- Coat of arms
- Coordinates (Nakło nad Notecią): 53°8′25″N 17°35′34″E﻿ / ﻿53.14028°N 17.59278°E
- Country: Poland
- Voivodeship: Kuyavian-Pomeranian
- County: Nakło
- Seat: Nakło nad Notecią

Area
- • Total: 186.97 km^{2} (72.19 sq mi)

Population (2019)
- • Total: 31,789
- • Density: 170/km^{2} (440/sq mi)
- • Urban: 18,281
- • Rural: 13,508
- Website: http://www.naklo.pl

= Gmina Nakło nad Notecią =

Gmina Nakło nad Notecią is an urban-rural gmina (administrative district) in Nakło County, Kuyavian-Pomeranian Voivodeship, in north-central Poland. Its seat is the town of Nakło nad Notecią, which lies approximately 28 km west of Bydgoszcz.

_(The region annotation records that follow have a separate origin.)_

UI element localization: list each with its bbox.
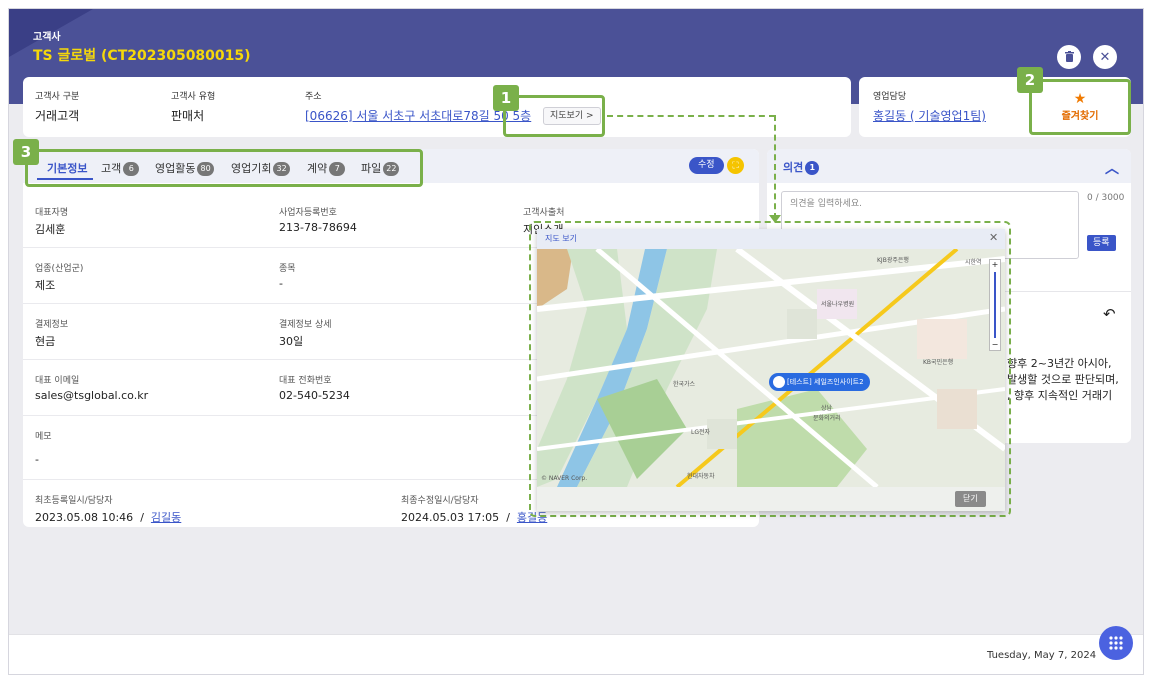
location-pin-icon [773, 376, 785, 388]
source-label: 고객사출처 [523, 208, 565, 218]
zoom-in-icon[interactable]: + [990, 260, 1000, 270]
annotation-badge-2: 2 [1017, 67, 1043, 93]
map-copyright: © NAVER Corp. [541, 475, 588, 482]
chevron-up-icon[interactable]: ︿ [1105, 158, 1119, 178]
zoom-out-icon[interactable]: − [990, 340, 1000, 350]
payment-label: 결제정보 [35, 320, 69, 330]
sales-manager-link[interactable]: 홍길동 ( 기술영업1팀) [873, 107, 986, 124]
annotation-badge-1: 1 [493, 85, 519, 111]
reply-icon[interactable]: ↶ [1103, 305, 1116, 323]
customer-type-label: 고객사 구분 [35, 92, 80, 102]
comment-title: 의견 1 [783, 159, 820, 175]
item-value: - [279, 277, 283, 290]
map-label: 현대자동차 [687, 473, 715, 480]
phone-label: 대표 전화번호 [279, 376, 332, 386]
memo-label: 메모 [35, 432, 52, 442]
map-popup: 지도 보기 ✕ KJB광주은행 서울나우병원 LG전자 한국가스 시한역 KB국… [537, 229, 1005, 511]
popup-titlebar: 지도 보기 ✕ [537, 229, 1005, 249]
memo-value: - [35, 453, 39, 466]
payment-detail-value: 30일 [279, 335, 304, 348]
created-date: 2023.05.08 10:46 [35, 511, 134, 524]
map-location-pin[interactable]: [테스트] 세일즈인사이트2 [769, 373, 870, 391]
created-separator: / [140, 511, 144, 524]
zoom-slider[interactable] [994, 272, 996, 338]
map-label: LG전자 [691, 429, 711, 436]
popup-footer: 닫기 [537, 487, 1005, 511]
map-label: KJB광주은행 [877, 257, 909, 264]
biz-number-value: 213-78-78694 [279, 221, 357, 234]
payment-detail-label: 결제정보 상세 [279, 320, 332, 330]
comment-text-line: , 향후 지속적인 거래기 [1007, 389, 1113, 402]
updated-label: 최종수정일시/담당자 [401, 496, 479, 506]
created-label: 최초등록일시/담당자 [35, 496, 113, 506]
comment-text-line: 발생할 것으로 판단되며, [1007, 373, 1119, 386]
customer-type-value: 거래고객 [35, 109, 80, 123]
breadcrumb: 고객사 [33, 32, 61, 43]
map-label: 한국가스 [673, 381, 696, 388]
close-icon[interactable]: ✕ [1093, 45, 1117, 69]
map-label: 문화의거리 [813, 415, 841, 422]
zoom-control[interactable]: + − [989, 259, 1001, 351]
expand-icon[interactable]: ⛶ [727, 157, 744, 174]
email-label: 대표 이메일 [35, 376, 80, 386]
edit-button[interactable]: 수정 [689, 157, 724, 174]
ceo-label: 대표자명 [35, 208, 69, 218]
popup-close-button[interactable]: 닫기 [955, 491, 986, 507]
item-label: 종목 [279, 264, 296, 274]
grid-icon [1109, 636, 1123, 650]
apps-menu-button[interactable] [1099, 626, 1133, 660]
highlight-box-3 [25, 149, 423, 187]
updated-separator: / [506, 511, 510, 524]
comment-text-line: 향후 2~3년간 아시아, [1007, 357, 1112, 370]
map-graphic [537, 249, 1005, 487]
updated-date: 2024.05.03 17:05 [401, 511, 500, 524]
sales-manager-label: 영업담당 [873, 92, 907, 102]
comment-count-badge: 1 [805, 161, 820, 175]
page-title: TS 글로벌 (CT202305080015) [33, 48, 251, 64]
comment-header: 의견 1 ︿ [767, 149, 1131, 183]
map-view[interactable]: KJB광주은행 서울나우병원 LG전자 한국가스 시한역 KB국민은행 상남 문… [537, 249, 1005, 487]
customer-kind-label: 고객사 유형 [171, 92, 216, 102]
connector-line [774, 115, 776, 219]
customer-info-card: 고객사 구분 거래고객 고객사 유형 판매처 주소 [06626] 서울 서초구… [23, 77, 851, 137]
comment-char-counter: 0 / 3000 [1087, 193, 1125, 203]
map-label: 서울나우병원 [821, 301, 855, 308]
map-label: KB국민은행 [923, 359, 954, 366]
created-user-link[interactable]: 김길동 [151, 511, 181, 524]
email-value: sales@tsglobal.co.kr [35, 389, 149, 402]
annotation-badge-3: 3 [13, 139, 39, 165]
phone-value: 02-540-5234 [279, 389, 350, 402]
footer: Tuesday, May 7, 2024 [9, 634, 1143, 674]
connector-line [607, 115, 775, 117]
customer-kind-value: 판매처 [171, 109, 205, 123]
industry-value: 제조 [35, 279, 56, 292]
trash-icon[interactable] [1057, 45, 1081, 69]
ceo-value: 김세훈 [35, 223, 66, 236]
industry-label: 업종(산업군) [35, 264, 84, 274]
map-label: 상남 [821, 405, 833, 412]
address-label: 주소 [305, 92, 322, 102]
payment-value: 현금 [35, 335, 56, 348]
biz-number-label: 사업자등록번호 [279, 208, 337, 218]
popup-close-icon[interactable]: ✕ [989, 231, 998, 244]
popup-title: 지도 보기 [545, 234, 577, 243]
highlight-box-2 [1029, 79, 1131, 135]
pin-label: [테스트] 세일즈인사이트2 [787, 378, 864, 386]
register-button[interactable]: 등록 [1087, 235, 1116, 251]
app-frame: 고객사 TS 글로벌 (CT202305080015) ✕ 고객사 구분 거래고… [8, 8, 1144, 675]
updated-info: 2024.05.03 17:05 / 홍길동 [401, 509, 547, 525]
created-info: 2023.05.08 10:46 / 김길동 [35, 509, 181, 525]
footer-date: Tuesday, May 7, 2024 [987, 650, 1097, 661]
map-label: 시한역 [965, 259, 982, 266]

The gmina covers an area of 186.97 km2, and as of 2019 its total population is 31,789 (out of which the population of Nakło nad Notecią amounts to 18,281, and the population of the rural part of the gmina is 13,508). The gmina constitutes 16.69% of the district's area.

==Villages==
Apart from the town of Nakło nad Notecią, Gmina Nakło nad Notecią contains the villages and settlements of Anielin, Bielawy, Bogacin, Chrząstowo, Elżbiecin, Gabrielin, Gorzeń, Gostusza, Gumnowice, Janowo, Karnówko, Karnowo, Kazin, Kaźmierowo, Lubaszcz, Małocin, Michalin, Minikowo, Niedola, Nowakówko, Olszewka, Paterek, Piętacz, Polichno, Potulice, Rozwarzyn, Ślesin, Suchary, Trzeciewnica, Urszulin, Wieszki and Występ.

==Neighbouring gminas==
Gmina Nakło nad Notecią is bordered by the gminas of Białe Błota, Kcynia, Mrocza, Sadki, Sicienko and Szubin.